Мало-помалу под влиянием болезненной раздражительности Крамской задумал было летом 1886 года выходить из Товарищества.

Но осенью съехавшиеся товарищи, услыхав эту печальную новость, спохватились, умилостивили его, совершенно примирились с ним, и остаток дней своих он провел в очень теплых и дружеских отношениях со всеми.

Собрания все делались в его мастерской. Трогательно было видеть умиротворившейся эту несокрушимую энергию. Голос его был слаб, глаза светились кротким, любовным светом. Теперь он любил всех и прощался в душе со всеми: он хорошо знал, что дни его уже сочтены… Но по-прежнему он любил общество. По субботам у него собиралось много молодежи, сверстников детей его. Кабинет его был полон юношами и товарищами. Спорили, играли в винт и даже много курили. Все это было ему приятно, и на все это он смотрел, душевно улыбаясь. Теперь видно было, что им всецело овладела бесконечная любовь к людям, особенно к своим близким, кровным, к детям. Он всего себя уже отдавал на жертву им. Ему было не до искусства! Работать для них, оставить хоть что-нибудь для их обеспечения – вот о чем была его главная мысль и забота. Он «заводил» себя морфием и работал, работал… Его портретные сеансы продолжались по пяти часов кряду. Этого и вполне здоровый не вынесет. Стонет, вскрикивает от боли и продолжает с увлечением. Так писал он П. М. Ковалевского. Но бодро и весело чувствовал он себя в последнее утро. Без умолку вел оживленный разговор с доктором Раухфусом, с которого писал портрет. И за этой интересной беседой незаметно и виртуозно вылепливалась характерная голова доктора. Но вот замечает доктор, что художник остановил свой взгляд на нем дольше обыкновенного, покачнулся и упал прямо на лежавшую на полу перед ним палитру… Едва Раухфус успел подхватить его – уже тело…

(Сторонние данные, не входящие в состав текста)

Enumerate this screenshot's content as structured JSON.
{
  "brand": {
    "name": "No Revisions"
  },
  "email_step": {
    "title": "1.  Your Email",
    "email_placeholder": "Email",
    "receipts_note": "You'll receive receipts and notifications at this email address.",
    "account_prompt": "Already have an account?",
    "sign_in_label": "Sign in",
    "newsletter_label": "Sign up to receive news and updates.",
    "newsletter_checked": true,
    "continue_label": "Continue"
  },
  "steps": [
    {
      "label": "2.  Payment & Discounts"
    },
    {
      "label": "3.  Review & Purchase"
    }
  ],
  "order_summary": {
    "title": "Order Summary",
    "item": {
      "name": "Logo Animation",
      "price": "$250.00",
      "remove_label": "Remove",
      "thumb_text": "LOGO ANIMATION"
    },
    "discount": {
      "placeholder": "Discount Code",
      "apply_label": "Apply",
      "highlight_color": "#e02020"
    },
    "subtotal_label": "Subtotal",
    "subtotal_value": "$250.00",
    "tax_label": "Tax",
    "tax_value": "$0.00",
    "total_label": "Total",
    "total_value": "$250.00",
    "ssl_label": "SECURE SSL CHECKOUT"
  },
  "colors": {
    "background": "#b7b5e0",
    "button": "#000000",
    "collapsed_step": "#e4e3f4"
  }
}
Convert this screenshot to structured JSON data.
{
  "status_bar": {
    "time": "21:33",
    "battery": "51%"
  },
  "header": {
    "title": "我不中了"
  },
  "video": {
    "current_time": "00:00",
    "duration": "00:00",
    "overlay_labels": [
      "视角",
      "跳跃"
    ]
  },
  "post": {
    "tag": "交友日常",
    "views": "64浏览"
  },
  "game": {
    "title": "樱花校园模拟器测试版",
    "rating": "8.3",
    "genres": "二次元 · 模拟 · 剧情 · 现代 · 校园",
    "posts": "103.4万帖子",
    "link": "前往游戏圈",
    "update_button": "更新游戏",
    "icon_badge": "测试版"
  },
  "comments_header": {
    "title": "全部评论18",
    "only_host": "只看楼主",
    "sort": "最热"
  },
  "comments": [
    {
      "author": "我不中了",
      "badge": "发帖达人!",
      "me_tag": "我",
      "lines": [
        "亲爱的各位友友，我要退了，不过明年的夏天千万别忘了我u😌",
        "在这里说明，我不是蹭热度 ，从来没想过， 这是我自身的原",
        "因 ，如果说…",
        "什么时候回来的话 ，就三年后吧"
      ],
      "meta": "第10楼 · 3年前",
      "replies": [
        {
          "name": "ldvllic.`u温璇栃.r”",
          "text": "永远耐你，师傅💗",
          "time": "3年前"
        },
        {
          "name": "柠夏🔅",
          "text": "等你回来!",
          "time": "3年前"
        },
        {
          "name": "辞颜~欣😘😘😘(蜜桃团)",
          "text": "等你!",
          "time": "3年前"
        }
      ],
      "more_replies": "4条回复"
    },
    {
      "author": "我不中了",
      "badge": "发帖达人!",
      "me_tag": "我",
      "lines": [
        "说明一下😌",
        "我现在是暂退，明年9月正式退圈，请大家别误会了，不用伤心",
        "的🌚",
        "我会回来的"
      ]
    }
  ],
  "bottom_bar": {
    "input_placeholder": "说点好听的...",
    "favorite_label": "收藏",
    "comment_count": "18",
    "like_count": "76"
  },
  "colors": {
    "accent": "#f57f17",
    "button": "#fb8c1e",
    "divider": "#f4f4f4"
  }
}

Я не помню сердечнее и трогательнее похорон!..

Когда гроб его был опущен в могилу и когда целый час заделывали склеп, многочисленная толпа провожавших хранила все время мертвое молчание, стоя не шевелясь. Солнце ярко заливало всю эту трогательную сцену на Смоленском кладбище.

Мир праху твоему, могучий русский человек, выбившийся из ничтожества и грязи захолустья… Сначала мальчик у живописца на побегушках, потом волостной писарь, далее ретушер у фотографа, в девятнадцать лет ты попал наконец на свет божий, в столицу. Без гроша и без посторонней помощи, с одними идеальными стремлениями ты быстро становишься предводителем самой даровитой, самой образованной молодежи в Академии художеств. Мещанин, ты входишь в Совет Академии как равноправный гражданин и настойчиво требуешь законных национальных прав художника.

Тебя высокомерно изгоняют, но ты с гигантской энергией создаешь одну за другой две художественные ассоциации, опрокидываешь навсегда отжившие классические авторитеты и заставляешь уважать и признать национальное русское творчество! Достоин ты национального монумента, русский гражданин-художник!